A $15 billion merger is more evidence of the tech market's most dominant trend right now

Semiconductor chipJustin SullivanSemiconductors are seen on a circuit board that powers a Samsung tablet

Analogue Devices has acquired chipmaker Linear Technology, the companies announced Tuesday.

The deal values Linear Technology at $14.8 billion, or $60 per share.

Ahead of the news, shares of Linear Technology were halted for trade up about 29% at $62 per share. Analogue Devices shares were up about 4%.

Stocks across the semiconductor space were broadly higher on Tuesday, with notable gainers including Maxim Integrated (+5%), NSP Semiconductor (+4%), Microsemi (+4%), and Semtech (+3%).

Texas Instruments shares were also up more than 9%. On Monday after the market close Texas Instruments reported earnings that beat expectations.

News of the Analogue-Linear deal was first broken by Bloomberg.

Last year, there was a frenzy of multi-billion dollar deals in the tech industry, including Intel’s takeover of Altera, Avago’s acquisition of Broadcom, and Dell’s $67 billion takeover of EMC.

What’s driving these deals

What’s behind many of these transactions are huge shifts in the way we capture and store data — be it cell phone data, e-commerce data, or any other computer data.

For years, computer data was stored on hard disk drives, which have a CD-like rotating disk. Western Digital, Seagate, and Toshiba all make these. But that technology is being displaced, and companies that pioneered it are watching sales struggle as less-bulky flash memory chips, like those used in phones, become the norm.

One type of flash memory chip is called a NAND chip, and you can find it today in memory cards, USB drives, and “solid state” drives (which look a bit like disk drives on the outside but have no disk or other moving parts on the inside). SanDisk makes these, so Western Digital went out and bought its way into the flash memory market by acquiring SanDisk.

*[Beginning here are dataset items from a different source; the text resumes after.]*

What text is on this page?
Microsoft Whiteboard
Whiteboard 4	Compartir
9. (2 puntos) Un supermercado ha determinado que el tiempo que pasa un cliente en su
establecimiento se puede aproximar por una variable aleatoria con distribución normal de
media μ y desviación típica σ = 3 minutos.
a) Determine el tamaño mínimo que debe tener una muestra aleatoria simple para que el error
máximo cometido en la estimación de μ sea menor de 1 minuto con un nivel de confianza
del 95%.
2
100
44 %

Companies are looking to buy what they don’t already build, and the changes mean big tech deals are going to keep coming.

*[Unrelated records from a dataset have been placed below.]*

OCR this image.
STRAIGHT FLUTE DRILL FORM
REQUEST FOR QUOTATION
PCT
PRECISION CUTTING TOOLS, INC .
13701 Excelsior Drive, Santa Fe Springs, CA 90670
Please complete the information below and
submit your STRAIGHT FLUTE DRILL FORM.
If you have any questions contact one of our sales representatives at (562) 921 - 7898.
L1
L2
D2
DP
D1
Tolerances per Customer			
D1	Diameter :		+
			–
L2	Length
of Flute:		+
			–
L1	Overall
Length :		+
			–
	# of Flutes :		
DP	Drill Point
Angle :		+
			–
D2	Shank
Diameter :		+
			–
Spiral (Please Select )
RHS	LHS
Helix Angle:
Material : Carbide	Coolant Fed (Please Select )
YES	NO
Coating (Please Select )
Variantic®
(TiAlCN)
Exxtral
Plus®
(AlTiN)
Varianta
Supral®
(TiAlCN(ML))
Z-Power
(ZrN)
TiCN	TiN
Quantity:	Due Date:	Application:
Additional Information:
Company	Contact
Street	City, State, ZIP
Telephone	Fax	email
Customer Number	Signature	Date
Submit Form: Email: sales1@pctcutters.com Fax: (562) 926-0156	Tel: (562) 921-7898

Dell’s megadeal has a similar rationale behind it. By acquiring EMC, a data storage company, Dell is taking a big step toward cutting its reliance on personal computers — not to mention moving into the smarter data storage market.

What about ‘the cloud’?

You may have heard that “cloud computing” is disrupting traditional data storage.

Yes, the cloud — meaning a network of servers that provide data storage and processing hosted on the internet instead of on local servers or computers — is part of the story. Public cloud providers like Amazon Web Services or Microsoft Azure are also moving towards solid state technologies for their own facilities, and it all leads to tech company mergers.

As we reported last year, we may see more flash memory chip makers — like Micron, Hynix, or even Samsung or Intel — coming together with companies like Seagate. The shift is driven by the need to continue capturing, storing and analysing a growing amount of data.

Seen in that light, this story is not just about old technology coming together with newer technology. It’s about finding ways to continue providing cheap data services that we all use.